Tausende IS-Angehörige aus dem Al Hol Camp entkommen
Al Hol Camp
Das berüchtigte Al Hol Camp in Nordostsyrien, in dem tausende von IS-Familien interniert waren, scheint inzwischen mehr oder weniger leer zu sein, womit sich die schlimmsten Befürchtungen bewahrheiten.
Jahrelang weigerten sich europäische Staaten ihre Angehörigen zurück zu nehmen und freuten sich, dass für wenig Geld die SDF die Drecksarbeit für sie erledigte und sie ihnen vom Hals hielt. Wie es in diesem Camp zuging, darüber berichtete unter anderem Syria Direct schon 2019.
Wie es dort heute aussieht kann man bei Enab Baladi nachlesen:
Sources at humanitarian organizations and eyewitnesses told Agence France-Presse (AFP) that most families of foreign members of the Islamic State group have left al-Hol camp in the eastern countryside of al-Hasakah (northeastern Syria), after the Syrian Democratic Forces (SDF) withdrew from it in late January and it was taken over by security forces affiliated with the Syrian government.
This followed the Syrian government taking control of the camp, as part of its wider deployment across large areas of northern and eastern Syria that had been under SDF control, before the two sides reached an agreement providing for a gradual merger of military and administrative forces in al-Hasakah governorate.
Al-Hol camp previously housed about 24,000 people, including around 15,000 Syrians and about 6,300 foreign women and children from 42 nationalities, most of whose countries refuse to repatriate them. The camp is considered one of the most prominent humanitarian and security files in northeastern Syria.
A source at a humanitarian organization said the foreigners’ section of the camp has become “almost empty” after Kurdish forces, who had been running it withdrew and Syrian security forces took over.
Another source said that “since last Saturday, there have been only 20 families left in the muhajirat section”, the area designated for foreigners.
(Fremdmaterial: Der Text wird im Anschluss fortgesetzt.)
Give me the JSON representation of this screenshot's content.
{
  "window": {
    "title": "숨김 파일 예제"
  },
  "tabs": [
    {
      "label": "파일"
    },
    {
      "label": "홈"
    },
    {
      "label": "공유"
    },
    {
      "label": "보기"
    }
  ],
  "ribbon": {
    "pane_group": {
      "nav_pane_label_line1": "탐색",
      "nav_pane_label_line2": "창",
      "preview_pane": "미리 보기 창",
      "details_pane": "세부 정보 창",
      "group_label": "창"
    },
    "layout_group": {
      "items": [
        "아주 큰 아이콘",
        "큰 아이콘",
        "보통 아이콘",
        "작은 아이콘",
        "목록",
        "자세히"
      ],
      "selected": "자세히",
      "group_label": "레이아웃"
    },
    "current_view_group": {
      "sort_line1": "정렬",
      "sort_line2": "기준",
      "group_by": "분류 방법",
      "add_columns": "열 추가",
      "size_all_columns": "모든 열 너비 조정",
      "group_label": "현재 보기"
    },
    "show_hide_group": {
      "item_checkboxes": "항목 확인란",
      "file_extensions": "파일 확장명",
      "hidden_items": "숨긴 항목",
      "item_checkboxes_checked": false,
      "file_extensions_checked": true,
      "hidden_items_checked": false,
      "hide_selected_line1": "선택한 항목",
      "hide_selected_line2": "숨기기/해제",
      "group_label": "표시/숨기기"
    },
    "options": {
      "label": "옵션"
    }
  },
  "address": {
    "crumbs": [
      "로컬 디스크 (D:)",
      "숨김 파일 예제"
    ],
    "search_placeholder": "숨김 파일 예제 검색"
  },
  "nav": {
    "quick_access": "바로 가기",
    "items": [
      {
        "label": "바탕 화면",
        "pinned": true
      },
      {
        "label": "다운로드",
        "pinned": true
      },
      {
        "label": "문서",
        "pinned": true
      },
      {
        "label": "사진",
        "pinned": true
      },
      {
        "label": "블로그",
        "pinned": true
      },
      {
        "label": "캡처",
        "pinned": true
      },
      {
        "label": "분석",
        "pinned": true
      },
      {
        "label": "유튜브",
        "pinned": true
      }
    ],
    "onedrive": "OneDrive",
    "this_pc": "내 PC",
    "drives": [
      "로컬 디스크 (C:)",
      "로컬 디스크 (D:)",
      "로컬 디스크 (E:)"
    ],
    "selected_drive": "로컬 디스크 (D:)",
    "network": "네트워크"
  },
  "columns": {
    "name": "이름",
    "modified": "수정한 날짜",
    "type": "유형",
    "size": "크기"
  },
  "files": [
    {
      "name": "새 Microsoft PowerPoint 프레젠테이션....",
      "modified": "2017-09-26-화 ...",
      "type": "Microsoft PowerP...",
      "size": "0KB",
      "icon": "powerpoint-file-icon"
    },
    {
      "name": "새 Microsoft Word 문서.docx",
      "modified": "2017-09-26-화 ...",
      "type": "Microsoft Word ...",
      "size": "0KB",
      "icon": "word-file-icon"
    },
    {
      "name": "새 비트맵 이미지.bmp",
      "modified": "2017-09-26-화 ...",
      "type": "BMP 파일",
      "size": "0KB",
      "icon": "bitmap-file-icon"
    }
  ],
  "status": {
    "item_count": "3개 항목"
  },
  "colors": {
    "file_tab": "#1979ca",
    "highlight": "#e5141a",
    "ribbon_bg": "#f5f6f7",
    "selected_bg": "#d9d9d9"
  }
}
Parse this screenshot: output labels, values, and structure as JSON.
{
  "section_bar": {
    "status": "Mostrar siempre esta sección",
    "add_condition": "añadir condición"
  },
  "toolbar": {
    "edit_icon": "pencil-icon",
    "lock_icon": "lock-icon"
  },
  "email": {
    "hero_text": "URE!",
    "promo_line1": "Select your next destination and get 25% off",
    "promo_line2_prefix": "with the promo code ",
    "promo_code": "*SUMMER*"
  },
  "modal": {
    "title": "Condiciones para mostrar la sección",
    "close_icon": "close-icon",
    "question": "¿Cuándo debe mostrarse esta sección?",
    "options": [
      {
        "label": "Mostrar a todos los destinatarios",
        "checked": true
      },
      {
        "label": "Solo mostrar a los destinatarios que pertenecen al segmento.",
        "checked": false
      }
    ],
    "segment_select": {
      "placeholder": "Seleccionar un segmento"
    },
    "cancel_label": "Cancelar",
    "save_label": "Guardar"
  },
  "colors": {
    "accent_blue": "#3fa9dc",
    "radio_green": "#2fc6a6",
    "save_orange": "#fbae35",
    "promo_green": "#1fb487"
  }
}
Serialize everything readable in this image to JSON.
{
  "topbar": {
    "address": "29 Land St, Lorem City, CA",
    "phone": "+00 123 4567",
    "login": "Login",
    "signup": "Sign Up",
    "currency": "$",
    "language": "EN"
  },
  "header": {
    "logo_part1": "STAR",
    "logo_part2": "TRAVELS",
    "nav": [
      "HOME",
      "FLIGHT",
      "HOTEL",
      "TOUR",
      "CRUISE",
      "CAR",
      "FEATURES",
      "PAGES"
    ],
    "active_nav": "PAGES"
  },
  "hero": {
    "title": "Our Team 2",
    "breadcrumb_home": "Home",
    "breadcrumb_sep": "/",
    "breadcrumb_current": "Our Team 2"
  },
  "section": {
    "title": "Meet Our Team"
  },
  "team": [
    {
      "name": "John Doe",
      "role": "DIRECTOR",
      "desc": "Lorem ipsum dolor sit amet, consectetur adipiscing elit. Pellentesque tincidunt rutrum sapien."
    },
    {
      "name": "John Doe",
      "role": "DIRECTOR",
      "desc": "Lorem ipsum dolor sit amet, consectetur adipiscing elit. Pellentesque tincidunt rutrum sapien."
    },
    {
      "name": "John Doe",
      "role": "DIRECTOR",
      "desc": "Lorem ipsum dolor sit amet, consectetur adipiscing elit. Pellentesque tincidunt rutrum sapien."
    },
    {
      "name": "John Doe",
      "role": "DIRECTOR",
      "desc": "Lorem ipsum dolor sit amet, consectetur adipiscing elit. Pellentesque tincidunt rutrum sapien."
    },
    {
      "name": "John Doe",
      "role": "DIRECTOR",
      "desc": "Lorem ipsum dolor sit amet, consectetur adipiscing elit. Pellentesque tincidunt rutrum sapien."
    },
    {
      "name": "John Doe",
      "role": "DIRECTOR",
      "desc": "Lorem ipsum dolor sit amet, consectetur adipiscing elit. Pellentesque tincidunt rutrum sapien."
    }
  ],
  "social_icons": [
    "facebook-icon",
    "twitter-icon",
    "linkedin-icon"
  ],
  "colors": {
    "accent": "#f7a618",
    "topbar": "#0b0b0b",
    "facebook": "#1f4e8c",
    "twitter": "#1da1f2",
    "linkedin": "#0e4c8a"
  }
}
It had been heavily fortified and housed large numbers of women and children from Russia, the Caucasus, and Central Asia.
The source added that “a large portion of them were smuggled to Idlib and other governorates, and a very small number entered the sections designated for Syrians inside the camp”, without providing further details on who was responsible for getting them out.